O Bangladesh, dependente da exportação de roupas, provavelmente sofrerá uma grande queda de demanda que tornará difícil pagar as dívidas de curto prazo de 1,7 bilhão de dólares.

Mas as soluções que o G-20 pretende considerar na quinta-feira focam pesadamente em novos empréstimos -- em vez do cancelamento de dívidas -- e em ressuscitar o Fundo Monetário Internacional, a mesma instituição que transformou a quebradeira da Ásia em 1997 em uma crise sem precedentes ao sugerir medidas de austeridade.

Recentes detalhes de empréstimos dados pelo FMI demonstram que ele não aprendeu a lição. Ao Paquistão foi sugerido que aumente os juros e as tarifas de eletricidade, à Hungria que desvalorize a moeda e aumente os juros, à Latvia que reduza os gastos com o governo, à Servia que corte os gastos com o setor público e a El Salvador que não aumente o déficit fiscal.

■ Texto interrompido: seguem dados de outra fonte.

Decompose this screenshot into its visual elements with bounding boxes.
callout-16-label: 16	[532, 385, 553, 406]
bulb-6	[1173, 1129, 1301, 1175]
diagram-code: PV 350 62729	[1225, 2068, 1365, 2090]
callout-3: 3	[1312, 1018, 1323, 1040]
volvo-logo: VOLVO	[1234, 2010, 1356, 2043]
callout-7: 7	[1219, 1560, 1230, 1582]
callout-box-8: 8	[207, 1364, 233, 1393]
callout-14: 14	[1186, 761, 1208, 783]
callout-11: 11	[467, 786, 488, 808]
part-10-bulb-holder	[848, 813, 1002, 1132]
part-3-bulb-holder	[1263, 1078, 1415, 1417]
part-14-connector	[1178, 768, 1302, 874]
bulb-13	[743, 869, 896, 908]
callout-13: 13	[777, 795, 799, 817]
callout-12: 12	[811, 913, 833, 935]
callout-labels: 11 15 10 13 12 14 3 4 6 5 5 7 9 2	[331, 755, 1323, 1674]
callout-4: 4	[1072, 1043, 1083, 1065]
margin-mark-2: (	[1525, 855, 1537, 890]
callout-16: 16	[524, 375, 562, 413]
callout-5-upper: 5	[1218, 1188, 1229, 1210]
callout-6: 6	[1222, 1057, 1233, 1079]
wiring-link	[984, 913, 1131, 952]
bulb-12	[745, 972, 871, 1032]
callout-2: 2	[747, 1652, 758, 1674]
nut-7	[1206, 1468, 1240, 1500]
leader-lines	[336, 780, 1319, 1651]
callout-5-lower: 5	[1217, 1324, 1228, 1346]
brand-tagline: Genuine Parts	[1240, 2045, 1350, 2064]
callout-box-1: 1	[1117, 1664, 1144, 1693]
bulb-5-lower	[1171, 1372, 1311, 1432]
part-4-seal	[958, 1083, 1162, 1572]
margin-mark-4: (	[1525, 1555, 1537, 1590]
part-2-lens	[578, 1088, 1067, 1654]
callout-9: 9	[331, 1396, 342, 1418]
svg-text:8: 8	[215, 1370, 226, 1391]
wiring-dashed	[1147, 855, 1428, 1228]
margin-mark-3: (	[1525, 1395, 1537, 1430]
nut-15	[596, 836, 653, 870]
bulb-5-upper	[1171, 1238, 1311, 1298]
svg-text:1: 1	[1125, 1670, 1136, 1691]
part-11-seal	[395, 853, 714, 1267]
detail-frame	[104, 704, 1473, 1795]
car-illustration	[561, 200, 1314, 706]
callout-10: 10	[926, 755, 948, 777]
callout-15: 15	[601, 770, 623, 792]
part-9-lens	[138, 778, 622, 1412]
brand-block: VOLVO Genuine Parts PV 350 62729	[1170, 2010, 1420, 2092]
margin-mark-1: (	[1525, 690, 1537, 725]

Numa declaração da semana passada, Brown pediu novos 100 bilhões de dólares para garantir o comércio. Isso significa muito dinheiro para as agências de crédito que foram responsáveis pelo enorme crescimento das dívidas "ilegítimas" nas últimas três décadas -- dívidas que fizeram pouco ou nada para beneficiar as populações dos países que receberam o dinheiro, mas que ajudaram os nossos fabricantes de armas.

Propostas mais sérias, de outra parte, foram feitas recentemente pela Comissão de Especialistas da ONU formada pelo presidente da Assembléia Geral sobre a crise financeira. A comissão, dirigida pelo premio Nobel Joseph Stiglitz, pediu uma profunda reforma da economia global, inclusive com um processo internacional para maior e mais justo cancelamento de dívidas, o fim das condicionalidades obrigatórias e uma nova moeda de reserva para substituir o dólar. O presidente do Banco Central da China ecoou esse pedido na semana passada, sugerindo também um sindicato internacional de comércio -- uma idéia do economista John Maynard Keynes para evitar o acúmulo de enormes déficits ou superávits comerciais como aconteceu em anos recentes.

Estes são sinais de esperança, assim como a proposta de governos da América Latina de finalmente lançar o Banco do Sul, que permitiria aos sócios maior independência do FMI e do Banco Mundial, a partir de maio

Essencialmente, as soluções devem responder não só à economia, mas à política. Mais do que qualquer coisa, os países em desenvolvimento foram roubados de sua soberania e dignidade por mais de 30 anos e precisam reconquistar sua independência. A dependência criada e sustentada pela dívida por décadas precisa ser quebrada para haver qualquer esperança de desenvolvimento global e fim da pobreza.

Mas tais idéias dificilmente serão consideradas pelo G20. Apenas um movimento organizado das pessoas pode trazer as mudanças necessárias. É esse movimento que os protestos desta semana devem lançar, um movimento sem precedentes para enfrentar um momento sem precedentes, tanto de crise quanto de oportunidades.